Ketika sudah dewasa, mereka akan menjadi individu yang sulit untuk dihasut dengan harga dan mengerti bagaimana caranya mendapat kesepakatan terbaik. Ketika hendak membeli sesuatu, mereka tidak sembarangan dalam menentukan pilihan atau langsung melakukan pembelian.
Mereka akan mengecek harga di berbagai lokasi, menyimak pendapat orang lain, kemudian memutuskan opsi terbaik untuk diri sendiri. Kepraktisan ini pun membantu mereka menjadi lebih tegas serta cerdas ketika mengelola aspek keuangan yang lain.
7. Konsep uang telah dikenalkan kepada mereka sejak usia muda.
Sebagian individu diajarkan tentang konsep dan aliran uang semenjak kecil. Sebagai contoh, mungkin mereka telah diajak berpartisipasi oleh orangtua dalam menyelenggarakan bazar garasi, atau ditugaskan untuk memilih harga produk yang ingin dipasarkan.
Pengalaman-pengalaman sederhana semacam itu sebenarnya membentuk pola pikir mereka sampai usia dewasa.

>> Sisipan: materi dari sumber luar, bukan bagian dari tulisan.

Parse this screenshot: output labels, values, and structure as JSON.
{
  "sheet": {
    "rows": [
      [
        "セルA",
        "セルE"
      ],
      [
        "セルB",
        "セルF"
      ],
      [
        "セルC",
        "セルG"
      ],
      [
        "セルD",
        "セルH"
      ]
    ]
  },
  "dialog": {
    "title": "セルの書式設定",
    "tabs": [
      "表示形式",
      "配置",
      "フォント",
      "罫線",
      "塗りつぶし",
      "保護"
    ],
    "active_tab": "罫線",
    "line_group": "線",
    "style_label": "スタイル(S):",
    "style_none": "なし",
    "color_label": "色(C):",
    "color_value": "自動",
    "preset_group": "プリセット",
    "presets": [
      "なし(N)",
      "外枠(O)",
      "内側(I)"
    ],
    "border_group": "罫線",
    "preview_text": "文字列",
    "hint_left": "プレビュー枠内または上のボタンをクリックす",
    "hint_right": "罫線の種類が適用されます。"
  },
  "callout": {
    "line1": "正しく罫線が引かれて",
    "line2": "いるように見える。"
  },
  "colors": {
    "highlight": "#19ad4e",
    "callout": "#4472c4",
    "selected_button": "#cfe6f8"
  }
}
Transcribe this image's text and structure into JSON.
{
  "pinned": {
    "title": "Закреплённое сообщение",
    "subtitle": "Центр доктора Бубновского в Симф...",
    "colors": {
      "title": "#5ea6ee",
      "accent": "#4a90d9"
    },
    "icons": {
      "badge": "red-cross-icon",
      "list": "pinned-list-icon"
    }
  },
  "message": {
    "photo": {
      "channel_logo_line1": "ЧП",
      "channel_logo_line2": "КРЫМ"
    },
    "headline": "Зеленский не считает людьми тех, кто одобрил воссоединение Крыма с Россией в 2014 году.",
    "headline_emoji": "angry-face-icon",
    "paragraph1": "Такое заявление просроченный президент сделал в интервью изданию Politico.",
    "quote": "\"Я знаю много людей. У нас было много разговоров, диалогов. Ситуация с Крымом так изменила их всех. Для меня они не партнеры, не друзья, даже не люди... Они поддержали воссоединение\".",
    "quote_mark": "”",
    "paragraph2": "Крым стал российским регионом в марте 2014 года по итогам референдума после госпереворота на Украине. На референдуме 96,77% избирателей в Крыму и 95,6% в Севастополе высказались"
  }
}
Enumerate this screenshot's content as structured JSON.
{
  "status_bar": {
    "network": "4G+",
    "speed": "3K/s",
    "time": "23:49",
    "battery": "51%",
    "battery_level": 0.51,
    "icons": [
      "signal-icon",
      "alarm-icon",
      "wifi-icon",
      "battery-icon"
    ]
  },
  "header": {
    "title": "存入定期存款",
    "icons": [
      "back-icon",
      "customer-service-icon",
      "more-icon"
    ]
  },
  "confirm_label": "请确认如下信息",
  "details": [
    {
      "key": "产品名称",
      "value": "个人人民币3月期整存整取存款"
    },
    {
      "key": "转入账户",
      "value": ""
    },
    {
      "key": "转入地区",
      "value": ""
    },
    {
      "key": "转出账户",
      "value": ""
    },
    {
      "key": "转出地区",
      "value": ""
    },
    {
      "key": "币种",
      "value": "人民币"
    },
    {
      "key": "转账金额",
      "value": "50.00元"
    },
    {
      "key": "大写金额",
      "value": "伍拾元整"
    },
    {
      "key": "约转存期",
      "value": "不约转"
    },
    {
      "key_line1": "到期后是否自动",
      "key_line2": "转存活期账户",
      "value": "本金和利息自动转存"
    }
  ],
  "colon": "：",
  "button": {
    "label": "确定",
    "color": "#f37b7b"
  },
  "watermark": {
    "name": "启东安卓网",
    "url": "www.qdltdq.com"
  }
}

Mereka bukan saja mempelajari aspek perdagangan, tetapi juga tentang cara menghargai segala hal berdasarkan nilainya serta faedah yang ditimbulkan.
Pada saat telah dewasa, kebiasaan mengadakan perbandingan harga menjadi sesuatu yang lumrah karena sejak muda mereka sudah terlatih untuk mengevaluasi apakah sebuah produk layak dibeli dengan nilai tersebut.
Mereka tak mudah terpengaruhi oleh potongan harga yang besar sebelum memastikan bahwa produk itu sungguh-sungguh dibutuhkan. Setiap keputusan pembelian mereka berdasarkan pertimbangan rasional, bukannya hanya impuls semata.
8. Mereka diizinkan mengelola finans mereka sejak usia muda.
Beberapa anak sejak usia muda telah dipercaya dengan tugas mengurus uang saku atau pendapatan hasil pekerjaan mereka. Orangtua mereka cenderung memberikan kebebasan tanpa terlalu banyak pantauan, biarlah mereka mendapatkan pelajaran langsung dari praktik tersebut.
Dari sana, mereka menyadari bahwa dana itu terbatas dan tak boleh dihabiskan dengan seenaknya.
Saat mengambil keputusan untuk membeli barang tertentu, mereka perlu berpikir secara hati-hati sebab bila sampai melakukan kesalahan, dana mereka akan terkuras tanpa dapat menyimpannya untuk memperoleh kebutuhan lain yang jauh lebih urgensi.
Pengalaman semacam itu mengajarkan mereka untuk selalu membanding-bandingkan harga agar bisa mendapatkannya barang terbaik dalam batas kemampuan finansial mereka. Keadaan ini pada gilirannya turut membentuk pola pikir mereka ketika sudah dewasa.